Die Liste lässt sich noch viel weiter fortsetzen, aber grundsätzlich wird man sich damit anfreunden müssen diese Menge an IT Power vorzuhalten, sofern man nicht von Amazon, Zalando und Co. in die Rolle eines Zulieferers gedrängt werden möchte. Und bevor das Argument kommt: Mir ist schon klar, dass IT Mitarbeiter nicht gleich IT Mitarbeiter ist, aber genau deshalb schlüsseln wir die Rollen in den Podcasts auch auf. Heute braucht es viel weniger Power im ERP Bereich, aber dafür umso mehr Know How bei Shop und DWH. In der Etribes Präsentation „Becoming a Platform 2020“, habe ich dazu noch ein spannendes Chart gefunden, dass den Zusammenhang deutlich macht. Es ist quasi die Fortführung der „Drei E-Commerce Generationen“.

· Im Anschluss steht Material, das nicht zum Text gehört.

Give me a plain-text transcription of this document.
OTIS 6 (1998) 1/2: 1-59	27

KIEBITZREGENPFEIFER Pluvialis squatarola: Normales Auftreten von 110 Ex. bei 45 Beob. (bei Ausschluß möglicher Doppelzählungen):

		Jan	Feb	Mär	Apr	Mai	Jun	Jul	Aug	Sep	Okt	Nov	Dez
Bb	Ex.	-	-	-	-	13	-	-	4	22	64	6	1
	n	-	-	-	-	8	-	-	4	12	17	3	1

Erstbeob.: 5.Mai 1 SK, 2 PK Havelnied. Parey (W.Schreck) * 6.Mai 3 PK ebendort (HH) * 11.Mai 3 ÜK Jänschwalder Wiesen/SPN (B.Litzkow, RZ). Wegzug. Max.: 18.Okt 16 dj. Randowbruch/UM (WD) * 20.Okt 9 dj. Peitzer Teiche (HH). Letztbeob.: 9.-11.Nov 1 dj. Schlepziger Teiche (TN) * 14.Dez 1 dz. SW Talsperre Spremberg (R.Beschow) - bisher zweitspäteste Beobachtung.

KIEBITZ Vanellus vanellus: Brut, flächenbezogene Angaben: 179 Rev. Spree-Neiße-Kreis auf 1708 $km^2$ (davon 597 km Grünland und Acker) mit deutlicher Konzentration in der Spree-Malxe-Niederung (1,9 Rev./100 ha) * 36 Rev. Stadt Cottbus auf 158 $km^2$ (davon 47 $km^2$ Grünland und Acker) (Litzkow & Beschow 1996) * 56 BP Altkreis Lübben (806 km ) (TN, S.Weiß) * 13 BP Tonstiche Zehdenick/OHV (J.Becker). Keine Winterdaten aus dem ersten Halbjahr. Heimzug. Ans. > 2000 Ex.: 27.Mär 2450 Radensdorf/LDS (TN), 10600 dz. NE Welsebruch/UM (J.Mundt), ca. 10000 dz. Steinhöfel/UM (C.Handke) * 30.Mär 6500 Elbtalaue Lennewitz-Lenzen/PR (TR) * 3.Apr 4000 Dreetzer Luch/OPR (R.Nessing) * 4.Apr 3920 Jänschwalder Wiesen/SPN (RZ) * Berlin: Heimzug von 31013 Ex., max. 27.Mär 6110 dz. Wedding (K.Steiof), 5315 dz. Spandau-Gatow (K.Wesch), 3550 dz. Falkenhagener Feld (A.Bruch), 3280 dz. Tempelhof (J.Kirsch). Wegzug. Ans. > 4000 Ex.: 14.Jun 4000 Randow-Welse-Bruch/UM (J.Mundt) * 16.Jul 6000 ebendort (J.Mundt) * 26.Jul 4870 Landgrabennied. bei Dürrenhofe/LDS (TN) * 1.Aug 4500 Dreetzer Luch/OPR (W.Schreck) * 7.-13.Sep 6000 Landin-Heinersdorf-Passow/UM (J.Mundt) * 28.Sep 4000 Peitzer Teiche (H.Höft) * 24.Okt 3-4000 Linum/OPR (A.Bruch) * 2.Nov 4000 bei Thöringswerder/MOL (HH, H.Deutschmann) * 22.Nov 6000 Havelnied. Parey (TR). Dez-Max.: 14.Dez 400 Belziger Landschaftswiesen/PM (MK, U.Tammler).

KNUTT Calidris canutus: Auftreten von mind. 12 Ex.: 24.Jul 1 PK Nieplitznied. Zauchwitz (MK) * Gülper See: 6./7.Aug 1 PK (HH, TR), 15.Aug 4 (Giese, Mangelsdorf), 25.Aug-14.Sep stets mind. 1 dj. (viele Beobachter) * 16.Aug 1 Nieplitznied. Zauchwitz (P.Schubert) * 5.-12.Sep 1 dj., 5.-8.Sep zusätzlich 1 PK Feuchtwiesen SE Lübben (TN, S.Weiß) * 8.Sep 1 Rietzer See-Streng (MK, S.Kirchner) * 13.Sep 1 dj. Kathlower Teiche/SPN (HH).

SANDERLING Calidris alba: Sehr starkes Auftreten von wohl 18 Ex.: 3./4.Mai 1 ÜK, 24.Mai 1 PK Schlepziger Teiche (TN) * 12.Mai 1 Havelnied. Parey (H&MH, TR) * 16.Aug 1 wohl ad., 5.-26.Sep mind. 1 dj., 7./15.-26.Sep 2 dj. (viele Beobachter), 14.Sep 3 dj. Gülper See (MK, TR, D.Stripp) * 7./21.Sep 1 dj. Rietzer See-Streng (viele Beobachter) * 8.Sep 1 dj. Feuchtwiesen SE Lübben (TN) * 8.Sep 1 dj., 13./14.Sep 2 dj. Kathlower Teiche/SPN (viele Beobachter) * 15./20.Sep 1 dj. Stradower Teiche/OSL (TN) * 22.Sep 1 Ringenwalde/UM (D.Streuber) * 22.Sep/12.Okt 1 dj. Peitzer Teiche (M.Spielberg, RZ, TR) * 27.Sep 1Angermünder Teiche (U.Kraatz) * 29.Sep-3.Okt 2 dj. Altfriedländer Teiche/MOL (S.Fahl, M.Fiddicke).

Lesehilfe: Die Handelsfunktion beschreibt wie weit entfernt die Modelle vom Endkunden sind. KW Commerce ist hier z.b. links von Amazon angesiedelt, während ein Auftragsfertiger aus China, wahrscheinlich die größte Distanz zum Endekunden hat. OTTO, Amazon & Co. sind teilweise Eigentümer von Marken und greifen in Teilen ihres Geschäftsmodellen tiefer nach hinten in die Wertschöpfungskette. Dieses System kann man nun übersetzen in „Bedarf an Entwicklern“.

Der Bedarf an IT Power ist im „Entwickler Dreieck“ oben am größten, während sich einfache Onlineshops wahrscheinlich mit deutlich weniger IT Leuten begnügen können, genauso übrigens wie der chinesische Auftragsfertiger. Das lässt sich nicht pauschal auf jede Branche und jedes Modell übertragen, aber ein paar Grundannahmen sind aus meiner Sicht allgemeingültig:

  • Wer den Zugang zum Endkunden „ownen“ will, muss überproportional in IT investieren. Ein 500 Mio. Euro Onlinebusiness, muss heute schon 250 Leute für das IT Setup einplanen, perspektivisch eher mehr.
  • Der IT Bedarf von normalen Onlineshops ist deutlich geringer als der von Plattformen. Dazu werde ich in Kürze noch mal eine ausführliche Liste anfertigen.
  • Der Handel hat eine Zukunft – sie liegt aber nicht in der Filiale.